Regionalnachrichten aus dem Rheingauer Bürgerfreund


 

Windschnittig auf Arbeitsweg

Dietmar Mikuszies radelt fast täglich von Wollmerschied zum Eichberg


Ganz schön windschnittig: Mit der aerodynamischen Verkleidung seines Velomobils schafft Dietmar Mikuszies ein Tempo von bis zu 55 Stundenkilometern.
Foto: RMB/Margielsky

Vom 15.07.2006

RHEINGAU Zur Arbeit auf dem Eichberg fährt der Wollmerschieder Dietmar Mikuszies mit dem Rad. Die 45 Kilometer bewältigt der sportliche 55-Jährige mit einem windschnittig verkleideten Gefährt.  
Von

Thorsten Stötzer

Dietmar Mikuszies wohnt in Wollmerschied und arbeitet als Ergotherapeut auf dem Eichberg bei Erbach. Auf dem täglichen Weg zur Arbeit muss er jedoch nicht am Rüdesheimer Bahnübergang warten und Parkplatzsorgen kennt er ebenfalls nicht. Mikuszies bewältigt die 45 Kilometer lange Strecke nämlich mit einem Velomobil, einem Liegefahrrad mit geschlossener Verkleidung.

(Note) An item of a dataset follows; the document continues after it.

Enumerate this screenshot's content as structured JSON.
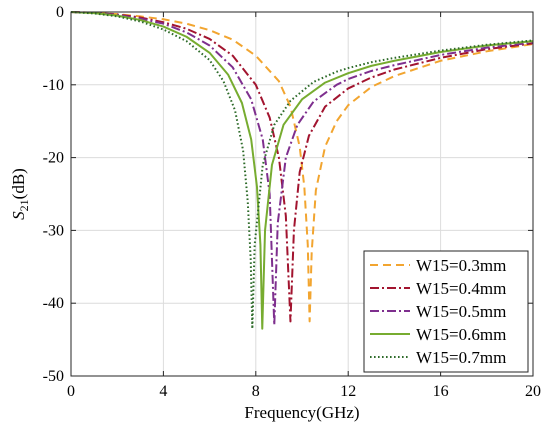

Mit diesem Gefährt kann er vor der Rüdesheimer Schranke auf den Leinpfad ausweichen und da das Sommermodell nur 78 Zentimeter breit ist, lässt es sich bei Bedarf durch jede Haustür rangieren. Eine Stunde und 15 Minuten lang ist Mikuszies morgens unterwegs, der Weg nach Hause dauert 25 Minuten länger - der steile Anstieg von Lorch nach Ransel mit 360 Höhenmetern auf neun Kilometern fordert seinen Tribut.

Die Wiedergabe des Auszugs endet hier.